A criticism of training surgical postgraduate students without laparoscopic experience in suturing techniques is wariness of the possibility of some inexperienced trainees attempting inappropriate procedures too early on in their operative career. Superficially, this argument is reasonable in the sense of protecting patients, but it is untenable in the light of benefits of patients and the improvement of surgical skills.

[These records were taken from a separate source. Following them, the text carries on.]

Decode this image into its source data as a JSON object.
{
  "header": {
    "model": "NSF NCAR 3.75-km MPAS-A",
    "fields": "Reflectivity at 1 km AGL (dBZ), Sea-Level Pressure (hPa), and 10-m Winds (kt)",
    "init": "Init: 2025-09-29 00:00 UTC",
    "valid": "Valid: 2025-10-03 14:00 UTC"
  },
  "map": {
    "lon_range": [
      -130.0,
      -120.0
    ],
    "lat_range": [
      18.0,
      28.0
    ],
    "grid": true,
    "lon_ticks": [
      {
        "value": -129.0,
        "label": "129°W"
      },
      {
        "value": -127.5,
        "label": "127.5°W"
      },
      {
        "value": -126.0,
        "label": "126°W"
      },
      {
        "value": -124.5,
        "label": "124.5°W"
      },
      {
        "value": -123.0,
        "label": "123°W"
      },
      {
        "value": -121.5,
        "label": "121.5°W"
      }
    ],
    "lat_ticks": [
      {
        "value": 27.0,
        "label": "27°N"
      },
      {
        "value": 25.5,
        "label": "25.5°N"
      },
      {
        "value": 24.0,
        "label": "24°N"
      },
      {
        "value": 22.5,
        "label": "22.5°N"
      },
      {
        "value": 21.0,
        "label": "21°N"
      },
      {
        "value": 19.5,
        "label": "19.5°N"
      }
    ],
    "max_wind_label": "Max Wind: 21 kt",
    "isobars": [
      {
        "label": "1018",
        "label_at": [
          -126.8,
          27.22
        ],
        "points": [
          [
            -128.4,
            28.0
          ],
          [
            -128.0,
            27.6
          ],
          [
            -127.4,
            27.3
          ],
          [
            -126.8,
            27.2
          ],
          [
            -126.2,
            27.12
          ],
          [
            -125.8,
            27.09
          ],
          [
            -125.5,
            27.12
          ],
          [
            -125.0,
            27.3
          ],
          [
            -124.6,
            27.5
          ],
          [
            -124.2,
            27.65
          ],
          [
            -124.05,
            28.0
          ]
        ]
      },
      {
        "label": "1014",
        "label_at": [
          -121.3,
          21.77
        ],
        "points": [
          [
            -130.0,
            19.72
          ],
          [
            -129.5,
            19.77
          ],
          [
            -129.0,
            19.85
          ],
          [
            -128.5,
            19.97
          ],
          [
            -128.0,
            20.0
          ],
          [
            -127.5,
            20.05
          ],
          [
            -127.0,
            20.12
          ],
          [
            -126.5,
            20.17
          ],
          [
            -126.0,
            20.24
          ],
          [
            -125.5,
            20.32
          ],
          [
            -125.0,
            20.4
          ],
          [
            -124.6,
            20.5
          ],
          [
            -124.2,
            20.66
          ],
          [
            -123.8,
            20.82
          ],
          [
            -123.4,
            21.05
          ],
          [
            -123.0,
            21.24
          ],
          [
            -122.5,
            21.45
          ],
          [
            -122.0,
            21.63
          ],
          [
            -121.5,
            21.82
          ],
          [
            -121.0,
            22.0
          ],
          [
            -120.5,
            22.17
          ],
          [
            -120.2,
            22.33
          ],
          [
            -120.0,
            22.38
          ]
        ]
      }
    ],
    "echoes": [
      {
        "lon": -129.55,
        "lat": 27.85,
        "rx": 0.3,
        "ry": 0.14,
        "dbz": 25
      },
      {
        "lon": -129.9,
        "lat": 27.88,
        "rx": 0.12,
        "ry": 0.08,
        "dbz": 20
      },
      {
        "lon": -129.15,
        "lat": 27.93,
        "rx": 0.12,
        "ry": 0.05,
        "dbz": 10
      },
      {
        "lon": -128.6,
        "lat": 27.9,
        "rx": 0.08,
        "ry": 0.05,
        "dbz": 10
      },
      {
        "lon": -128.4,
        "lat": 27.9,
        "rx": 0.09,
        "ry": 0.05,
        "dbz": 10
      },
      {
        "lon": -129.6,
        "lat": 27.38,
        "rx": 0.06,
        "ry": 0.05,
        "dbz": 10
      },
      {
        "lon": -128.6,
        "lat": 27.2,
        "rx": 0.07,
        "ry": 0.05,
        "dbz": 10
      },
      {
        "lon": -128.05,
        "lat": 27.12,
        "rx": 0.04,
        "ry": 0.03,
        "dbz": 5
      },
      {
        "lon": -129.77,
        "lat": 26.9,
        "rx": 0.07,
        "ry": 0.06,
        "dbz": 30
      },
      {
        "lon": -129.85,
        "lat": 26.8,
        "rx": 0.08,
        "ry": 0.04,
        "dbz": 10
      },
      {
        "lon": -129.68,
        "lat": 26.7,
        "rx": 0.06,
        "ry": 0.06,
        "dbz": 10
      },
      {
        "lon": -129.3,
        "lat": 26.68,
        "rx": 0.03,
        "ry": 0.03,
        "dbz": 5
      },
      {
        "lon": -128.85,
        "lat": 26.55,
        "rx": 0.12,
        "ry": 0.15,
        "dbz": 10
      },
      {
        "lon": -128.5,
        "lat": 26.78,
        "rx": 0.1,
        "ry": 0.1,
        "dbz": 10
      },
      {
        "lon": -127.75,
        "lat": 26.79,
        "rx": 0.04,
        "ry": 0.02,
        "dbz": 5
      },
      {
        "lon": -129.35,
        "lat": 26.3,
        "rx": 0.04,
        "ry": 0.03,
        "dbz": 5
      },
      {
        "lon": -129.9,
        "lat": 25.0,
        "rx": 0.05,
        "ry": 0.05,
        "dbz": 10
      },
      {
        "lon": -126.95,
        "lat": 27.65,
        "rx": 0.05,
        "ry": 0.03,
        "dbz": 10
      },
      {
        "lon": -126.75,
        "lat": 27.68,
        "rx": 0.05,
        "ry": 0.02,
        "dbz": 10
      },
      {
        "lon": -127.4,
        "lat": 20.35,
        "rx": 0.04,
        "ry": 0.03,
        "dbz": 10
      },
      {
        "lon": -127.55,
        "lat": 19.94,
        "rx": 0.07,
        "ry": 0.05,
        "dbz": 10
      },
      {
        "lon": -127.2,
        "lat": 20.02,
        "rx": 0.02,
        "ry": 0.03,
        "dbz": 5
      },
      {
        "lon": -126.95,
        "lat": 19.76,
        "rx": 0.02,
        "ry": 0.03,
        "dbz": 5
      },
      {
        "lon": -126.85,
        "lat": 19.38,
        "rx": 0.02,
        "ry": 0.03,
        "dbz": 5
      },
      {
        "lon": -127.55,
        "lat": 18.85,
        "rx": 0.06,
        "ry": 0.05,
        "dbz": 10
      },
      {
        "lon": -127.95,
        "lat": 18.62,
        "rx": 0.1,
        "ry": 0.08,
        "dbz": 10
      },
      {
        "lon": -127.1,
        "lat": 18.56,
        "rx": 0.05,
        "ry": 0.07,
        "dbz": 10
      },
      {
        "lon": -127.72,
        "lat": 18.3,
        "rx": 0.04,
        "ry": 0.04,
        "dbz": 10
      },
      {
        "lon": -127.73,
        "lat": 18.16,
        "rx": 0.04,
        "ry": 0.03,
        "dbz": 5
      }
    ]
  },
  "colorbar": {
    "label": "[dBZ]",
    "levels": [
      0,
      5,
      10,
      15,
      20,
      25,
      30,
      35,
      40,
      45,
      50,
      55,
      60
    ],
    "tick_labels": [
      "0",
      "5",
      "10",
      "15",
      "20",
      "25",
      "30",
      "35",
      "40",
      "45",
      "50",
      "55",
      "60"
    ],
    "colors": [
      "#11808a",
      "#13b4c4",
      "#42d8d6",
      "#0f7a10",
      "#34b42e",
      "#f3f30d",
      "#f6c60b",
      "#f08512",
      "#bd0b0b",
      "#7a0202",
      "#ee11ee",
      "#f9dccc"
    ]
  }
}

Moreover, surgical competence is comprehensive, which can be measured by many characters, such as medical knowledge, decision making, patient care, communication skills, and professionalism, and goes far beyond skills or ability to perform. 7 Our training curriculum is just intended to reduce the learning curve in the operating room rather than providing a license to operate independently.
Laparoscopic suturing skills increased with repetition until a plateau was reached in our training curriculum. The challenge now is to ensure that these students with the newly acquired skills will be given the opportunity to practice and develop their laparoscopic skills in their future studies. A limitation of this study was skill retention for these students after completion of all the training tasks. Future work should be to determine performance retention and optimize the training curriculum as the feedback questionnaires suggest.
Conclusion
This study documented the feasibility of intensive laparoscopic training curricula shortening the learning curve of laparoscopic suturing in surgical postgraduate students, regardless of baseline laparoscopic experience.
Footnotes
Acknowledgment
The authors would like to thank the surgical postgraduate students for their time commitment involved in this study and Navin Shrestha for his support in revising the English language for this manuscript.
Disclosure Statement
No competing financial interests exist.